20歳の時、僕は精肉工場でアルバイトをしていた。

仕事内容はベルトコンベアの上流から流れてくる鶏肉や豚肉を発泡スチロールのケースにいれるという割とシンプルな仕事だった。

そこへは派遣として作業に行っていたのだが 、そこに高梨さん(仮名)という男性がいた。
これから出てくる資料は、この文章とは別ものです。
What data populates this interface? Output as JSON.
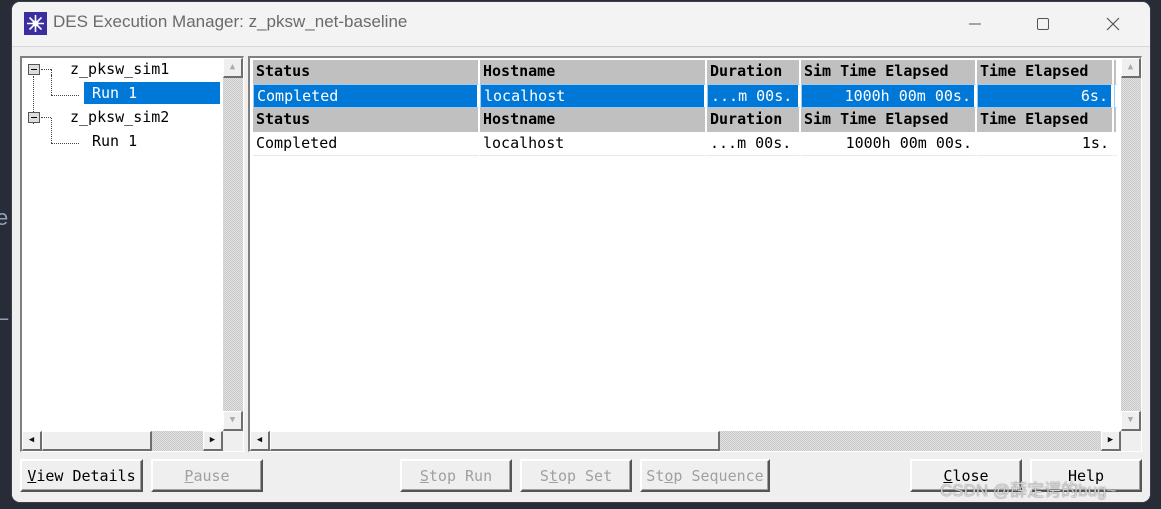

聞いてはいないが、恐らく50代後半の身長が割と高めのひょろっとしたおじさんだった。

いつもニコニコしていてのが今でも印象に残っている。

その高梨さんなのだが、定期的に額の端辺りに引っ掻き傷の様なものが出来るのである。

髪も短髪なので、顔を見た瞬間に"あぁ、今日も出来ている"と分かるくらいの傷が見える。

ある日の昼休みに高梨さんに聞いてみた。

「その傷って、定期的に出来るようですね」と。

高梨さんは"あぁ"と言いながら、その傷を擦りながら言った。

「これね、理由が良く分かんないんだよね。朝になったら出来てるんだ」

恥ずかしそうにそう言った高梨さんのくしゃっとした笑い顔を見たらそれ以上は詳しくは聞けなかった。

それからも高梨さんの額には傷は出来続けた。

数ヶ月後、昼休みに高梨さんがニコニコとして話しかけてきた。

「わかったよ、ついに。傷の原因」

勿体ぶって腕を組みながら高梨さんは椅子に深く座った。

そして、ゆっくりと話し始めた。

「原因は猫だった」

そう言って高梨さんは傷を擦った。

そして、詳しく理由を話してくれた。

「私は猫を飼ってるんだけど、寝るときにいつもその猫がベッドで添い寝をしてくれるんだけど。」

といって、近くの文房具入れから鉛筆と消しゴムを取り出すと机の上に並べた。

鉛筆二本の間に消しゴムが置かれている。

「私と妻の間のここに」

と言って、消しゴムを指差し

「猫が寝るんだよね」

と、トントンと指で高梨さんは

消しゴムを叩いた。

「そして、傷が出来る原因を妻は前から気付いていたようで、傷の話をしたら"あなたは気付いてるもんだと思ってた"と言われたよ」

と、高梨さんはそこで恥ずかしそうにまた笑った。

「で、傷が出来るのはお酒を飲んだ日なんだよね。ここからは妻に聞いた話なんだけど」

と言って高梨さんは少し浅く座り直した。

「私はお酒を飲んだ日は夜中、万歳の様な格好をして枕を弾き飛ばすんだって」

高梨さんは万歳の格好をしている。

「で、しばらくするとゴソゴソと無意識で手探りで枕を探しているらしい」

そう言いながら鉛筆の一本を左右に揺らす。

「そして、猫を手で掴むと一気に頭の下に引っ張って、そこに頭を置くんだって」

鉛筆の頭の下に消しゴムが置かれる。

「その結果がこれ」

と高梨さんは額の傷を指差す。

なるほど、猫の怒りの傷なんだなと思ったと同時にそれでも一緒に寝に来る猫の愛らしさを感じた。

それ以降も定期的に高梨さんの額には傷が出来ていた。